Tianjin Explosion Put Spotlight On Safety

China: Country introduced new safety checks in warehouses and chemical plants after massive blasts in harbor

Jean-François Tremblay

Office buildings kilometers from the blast suffered extensive damage. Credit: Jean-Francois Tremblay/C&EN

Office buildings kilometers from the blast suffered extensive damage.
Credit: Jean-Francois Tremblay/C&EN

An Aug. 12 fire at a chemical warehouse in Tianjin on the northeastern coast of China triggered two enormous explosions that killed more than 170 people and damaged multiple buildings and industrial facilities. In the weeks that followed, authorities in Beijing tightened their oversight of dangerous goods warehouses, harbors, and chemical plants.

Almost 100 firefighters died in the accident. Apartment buildings for miles around suffered heavy damage. And the blast impacted the facilities of several companies operating in the Tianjin Economic-Development Area, a high-tech industrial park adjacent to the harbor.

For instance, a formulation plant belonging to GlaxoSmithKline and an active pharmaceutical ingredients facility owned by Asymchem, a Chinese firm with many Western customers, both suffered blown windows and had to suspend operations. The center of Tianjin, nearly 50 km away, was unaffected by the blast.

The cause of the accident may never be known.

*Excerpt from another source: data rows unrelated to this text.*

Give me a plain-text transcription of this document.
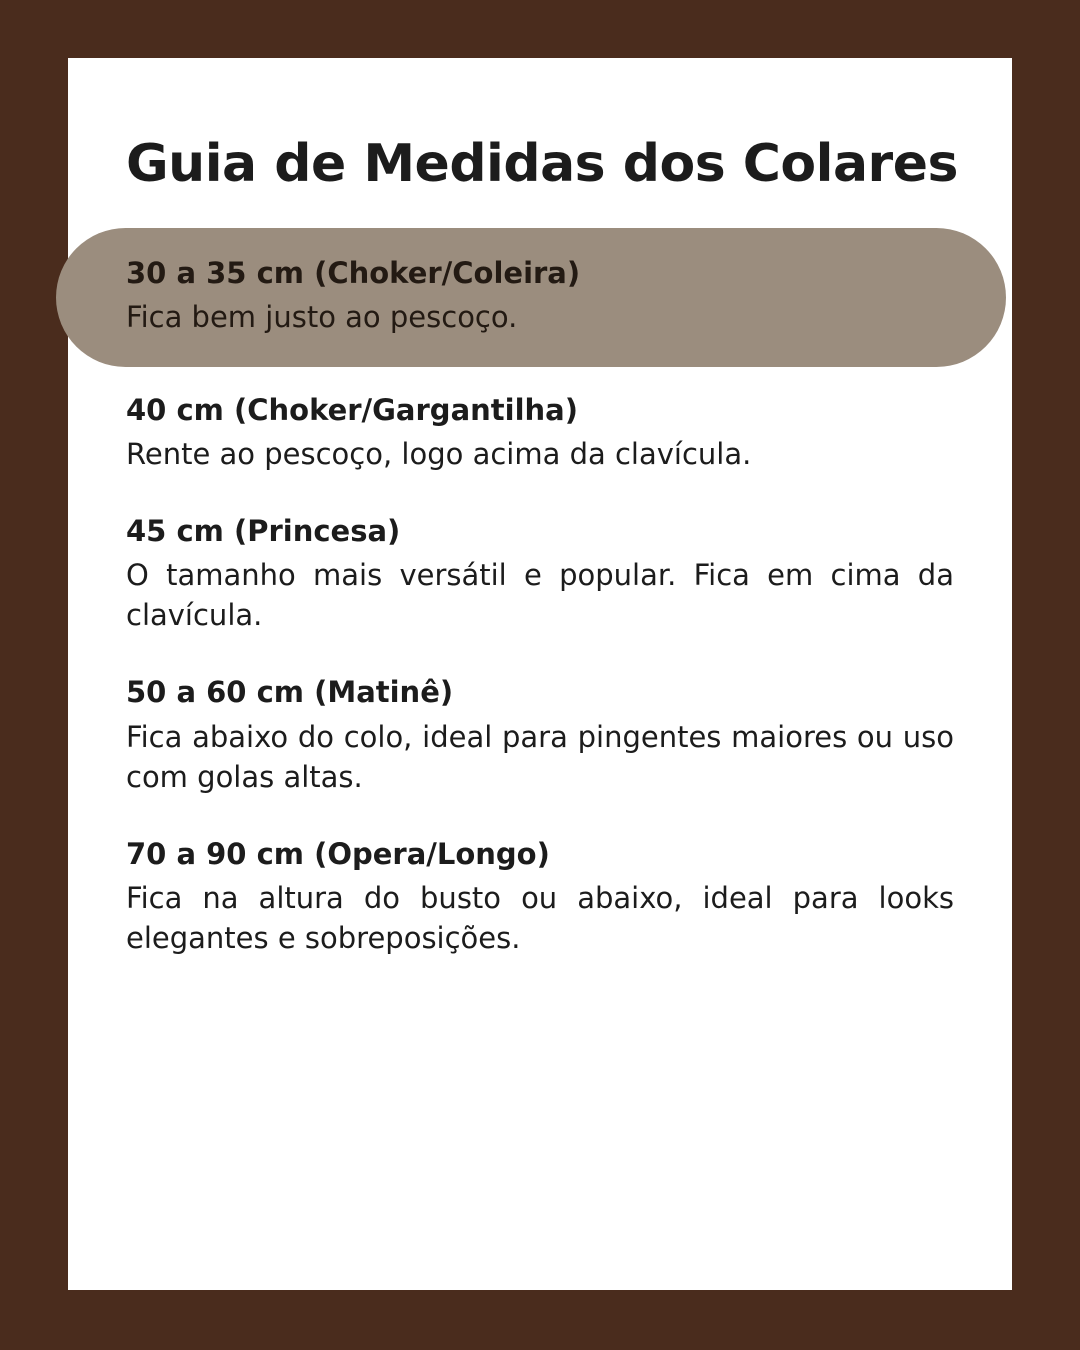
Guia de Medidas dos Colares
30 a 35 cm (Choker/Coleira)
Fica bem justo ao pescoço.
40 cm (Choker/Gargantilha)
Rente ao pescoço, logo acima da clavícula.
45 cm (Princesa)
O tamanho mais versátil e popular. Fica em cima da clavícula.
50 a 60 cm (Matinê)
Fica abaixo do colo, ideal para pingentes maiores ou uso com golas altas.
70 a 90 cm (Opera/Longo)
Fica na altura do busto ou abaixo, ideal para looks elegantes e sobreposições.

But authorities disclosed that Ruihai International Logistics, the operator of the storage facility, did not have the permits required to store the 3,000 metric tons of sodium cyanide, calcium carbide, ammonium nitrate, potassium nitrate, and other chemicals that it held at the site. Chinese police have since arrested 23 government officials and company executives for various infractions related to the blast, including corruption and dereliction of duty.

To prevent another accident, Beijing ordered officials throughout the country to step up oversight of logistics hubs and industrial sites within their jurisdictions. Ports in China issued notices to cargo companies informing them of tightened rules. For instance, the Port of Shanghai said it would refuse poorly labeled cargo or hazardous goods shipped in damaged containers.

Industrial safety officials inspected chemical plants throughout China. But their work disrupted production while generating unconvincing results. For example, in late August an explosion killed a worker at Runxing New Material, a Shandong province-based producer of the nylon precursor adiponitrile, that had been inspected just days earlier by local authorities. Embarrassed officials promised to review their methods.